Advertisement for cook stove, June 1852*
Wednesday June 23d Work again weeding the garden
untill nine or ten and then about house
attending to the new stove that was put up
last night Passed the afternoon at Mr
Howard Lothrops with Mrs Witherell, S Ames
& Helen. Got 4lbs of butter of Mrs Harvey &
Eggs of Mrs Howard & Pratt
Evelina had a new, cast-iron stove, a high-tech appliance in the new, industrial age. Cast iron was “the wonder material of the 19th century and led to a prolific industry in making stoves for cooking as well as heating. Cast iron could take the repeated temperature swings of hot and cold, and it was an ideal medium for casting into complex, prefabricated parts, as well as for decorative surface ornament.”** Coal and iron mines were kept busy providing the raw material as middle-class households bought cook stoves for their transformed kitchens.
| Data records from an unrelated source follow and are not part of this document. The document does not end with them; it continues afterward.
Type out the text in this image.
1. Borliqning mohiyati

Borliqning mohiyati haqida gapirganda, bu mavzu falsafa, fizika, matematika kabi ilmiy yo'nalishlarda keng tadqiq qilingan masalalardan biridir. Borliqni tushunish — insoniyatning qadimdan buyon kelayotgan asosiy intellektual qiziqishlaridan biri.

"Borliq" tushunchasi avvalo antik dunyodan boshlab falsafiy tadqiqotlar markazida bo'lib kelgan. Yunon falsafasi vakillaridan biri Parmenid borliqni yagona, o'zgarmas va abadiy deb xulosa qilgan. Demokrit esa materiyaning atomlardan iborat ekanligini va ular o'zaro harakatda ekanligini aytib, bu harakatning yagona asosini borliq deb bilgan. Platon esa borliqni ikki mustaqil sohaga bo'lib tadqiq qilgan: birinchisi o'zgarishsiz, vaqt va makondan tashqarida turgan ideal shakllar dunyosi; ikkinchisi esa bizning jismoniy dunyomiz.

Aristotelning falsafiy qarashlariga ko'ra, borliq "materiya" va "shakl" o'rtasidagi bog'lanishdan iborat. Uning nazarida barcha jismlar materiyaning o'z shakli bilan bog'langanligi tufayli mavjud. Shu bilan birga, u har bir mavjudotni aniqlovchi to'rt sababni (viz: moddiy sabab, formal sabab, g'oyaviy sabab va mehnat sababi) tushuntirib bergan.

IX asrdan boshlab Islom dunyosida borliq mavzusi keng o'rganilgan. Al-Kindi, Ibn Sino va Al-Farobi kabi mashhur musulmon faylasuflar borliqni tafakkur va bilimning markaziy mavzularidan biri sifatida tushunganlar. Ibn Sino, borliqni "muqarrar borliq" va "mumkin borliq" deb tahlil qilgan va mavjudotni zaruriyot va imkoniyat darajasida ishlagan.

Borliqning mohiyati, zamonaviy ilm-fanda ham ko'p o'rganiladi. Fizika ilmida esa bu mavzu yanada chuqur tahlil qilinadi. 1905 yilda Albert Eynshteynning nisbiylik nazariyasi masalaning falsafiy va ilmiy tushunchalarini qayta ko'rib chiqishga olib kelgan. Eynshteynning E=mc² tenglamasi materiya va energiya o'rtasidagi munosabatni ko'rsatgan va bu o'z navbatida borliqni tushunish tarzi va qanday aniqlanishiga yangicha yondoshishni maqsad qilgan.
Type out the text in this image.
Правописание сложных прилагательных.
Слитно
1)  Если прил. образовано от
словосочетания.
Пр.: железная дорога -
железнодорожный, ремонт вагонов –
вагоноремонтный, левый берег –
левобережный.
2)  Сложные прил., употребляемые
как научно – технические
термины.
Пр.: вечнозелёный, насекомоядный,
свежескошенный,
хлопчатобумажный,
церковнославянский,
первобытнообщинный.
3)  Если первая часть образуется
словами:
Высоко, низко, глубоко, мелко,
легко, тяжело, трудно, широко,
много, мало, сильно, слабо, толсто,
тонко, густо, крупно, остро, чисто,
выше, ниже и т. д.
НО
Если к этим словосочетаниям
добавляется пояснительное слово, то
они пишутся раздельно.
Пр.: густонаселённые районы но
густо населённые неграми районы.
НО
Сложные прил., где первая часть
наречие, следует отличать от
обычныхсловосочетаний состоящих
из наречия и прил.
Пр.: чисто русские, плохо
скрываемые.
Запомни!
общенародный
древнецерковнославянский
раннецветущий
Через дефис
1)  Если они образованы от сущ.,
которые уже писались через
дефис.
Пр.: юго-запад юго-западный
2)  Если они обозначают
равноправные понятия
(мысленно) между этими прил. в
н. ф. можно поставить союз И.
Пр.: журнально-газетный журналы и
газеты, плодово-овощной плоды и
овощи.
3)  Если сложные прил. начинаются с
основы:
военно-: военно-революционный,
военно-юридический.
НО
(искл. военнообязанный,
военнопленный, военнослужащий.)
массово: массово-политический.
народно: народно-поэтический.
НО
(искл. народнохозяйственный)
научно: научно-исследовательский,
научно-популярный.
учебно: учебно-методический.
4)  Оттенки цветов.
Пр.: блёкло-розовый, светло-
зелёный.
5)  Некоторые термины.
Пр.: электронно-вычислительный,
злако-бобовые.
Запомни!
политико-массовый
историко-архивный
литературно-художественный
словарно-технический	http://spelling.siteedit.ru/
The new stoves had various brand names, naturally; one model was even named for everyone’s favorite opera star: the Jenny Lind Double Oven Stove. The dominant design for cookstoves was called “step-top,” which allowed two separate levels for cooking on. The choice of cooking surface facilitated the preparation of several dishes. Evelina could be confident that her kitchen was state-of-the-art, whatever her father-in-law had to say about it.
Evelina may even have talked about her new stove as she was out and about this afternoon, picking up butter and eggs, and visiting with her two sisters-in-law at the elder Lothrops’ home.